Parking pains the first week of class rightfully bring to mind profane variants of USF’s mascot – the bull – for even the most polite students, and they have good cause to be angry. Congestion and lack of spaces in parking lots is likely exacerbated by Parking and Transportation Services’ own practices.

Parking and Transportation knowingly oversells non-resident student and staff parking permits, although they claim not to oversell resident-student and gold-staff permits.

Manny Lopez, director of Parking and Transportation, said he does not see the imbalance of supply and demand created by his department as a problem.

In today’s Oracle, Lopez said overselling doesn’t play as great a role in shortages as

students’ spoiled tastes. According to Lopez, students are missing spots because they want to park only where it’s convenient.

“It’s not necessarily that we oversell parking permits,” he said. “There is parking on campus, just not in front of the buildings that people need to be.”

He said he could easily take any student, put him or her in a car, and put that car in a spot with a little creative spot-scouting.
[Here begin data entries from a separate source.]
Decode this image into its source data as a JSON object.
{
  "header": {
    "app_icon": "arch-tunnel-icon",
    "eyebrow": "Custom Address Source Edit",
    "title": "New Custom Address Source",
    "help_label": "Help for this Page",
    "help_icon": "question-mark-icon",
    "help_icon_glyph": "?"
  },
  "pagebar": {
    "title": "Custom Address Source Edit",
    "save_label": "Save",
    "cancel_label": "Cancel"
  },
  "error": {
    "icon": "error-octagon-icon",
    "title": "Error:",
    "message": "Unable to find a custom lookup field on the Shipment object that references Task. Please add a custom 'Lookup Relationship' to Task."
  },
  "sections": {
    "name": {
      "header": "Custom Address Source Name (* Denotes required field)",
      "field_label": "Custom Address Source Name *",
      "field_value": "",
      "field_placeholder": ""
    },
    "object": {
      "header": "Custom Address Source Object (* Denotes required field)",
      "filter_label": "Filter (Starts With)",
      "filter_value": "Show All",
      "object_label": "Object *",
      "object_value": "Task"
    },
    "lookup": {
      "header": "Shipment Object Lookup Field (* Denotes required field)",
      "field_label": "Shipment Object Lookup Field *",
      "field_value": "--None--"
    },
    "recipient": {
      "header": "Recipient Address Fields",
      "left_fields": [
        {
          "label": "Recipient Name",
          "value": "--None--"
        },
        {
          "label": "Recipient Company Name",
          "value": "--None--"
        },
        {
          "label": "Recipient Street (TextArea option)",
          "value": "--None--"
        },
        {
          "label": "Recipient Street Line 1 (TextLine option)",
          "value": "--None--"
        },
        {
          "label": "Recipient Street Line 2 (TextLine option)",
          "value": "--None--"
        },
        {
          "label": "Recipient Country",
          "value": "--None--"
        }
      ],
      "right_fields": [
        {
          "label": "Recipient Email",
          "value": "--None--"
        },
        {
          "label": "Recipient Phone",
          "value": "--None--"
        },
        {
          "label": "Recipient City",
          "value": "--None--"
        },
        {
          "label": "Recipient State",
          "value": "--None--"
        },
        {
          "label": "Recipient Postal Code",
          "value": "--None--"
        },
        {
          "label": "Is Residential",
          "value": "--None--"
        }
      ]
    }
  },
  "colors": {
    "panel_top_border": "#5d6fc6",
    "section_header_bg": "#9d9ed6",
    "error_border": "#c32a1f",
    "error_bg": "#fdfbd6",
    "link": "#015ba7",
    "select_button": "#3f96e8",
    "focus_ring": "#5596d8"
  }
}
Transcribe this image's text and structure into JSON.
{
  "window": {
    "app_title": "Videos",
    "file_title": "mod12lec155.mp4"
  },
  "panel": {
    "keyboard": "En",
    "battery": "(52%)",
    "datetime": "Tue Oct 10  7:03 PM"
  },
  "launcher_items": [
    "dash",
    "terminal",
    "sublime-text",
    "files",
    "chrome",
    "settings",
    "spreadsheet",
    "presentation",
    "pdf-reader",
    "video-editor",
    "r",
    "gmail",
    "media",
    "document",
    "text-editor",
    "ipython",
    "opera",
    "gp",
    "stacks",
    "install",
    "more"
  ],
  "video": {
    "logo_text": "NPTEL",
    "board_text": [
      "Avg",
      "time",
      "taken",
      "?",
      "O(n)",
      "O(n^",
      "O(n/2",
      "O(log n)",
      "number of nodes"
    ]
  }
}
He pointed to spots at the Laurel Drive garage, which he estimated were unfilled about half the time.

But spot-scouting wastes time, be it in the extra drive or the half-mile walk in Florida’s heat. More importantly, consumers of parking passes are customers of Transportation and Parking Services who pay a lot for the pass-product. It is poor business ethics to make a product that boasts feasibility when it’s truly tough to use.

Granted, there’s no

contractual guarantee for

convenience or good service with the purchase of parking pass. And students, faculty, and staff are pretty much at the mercy of Parking and Transportation Services’ responsibility to do a good job, because it holds a monopoly over parking on campus. Regardless of its upper hand, the lack of spots near the most- frequented classrooms and offices should be addressed.

There’s also a safety issue. After a late-running night class, it’s not safe to walk long distances, let alone through remote parking lots. Consider that police still haven’t nabbed the serial rapist at large in the USF area.

Parking and Transportation Services should act to end the parking problem on campus as a practical matter of traffic and an ethical matter of business stewardship, even if that requires fewer passes be sold.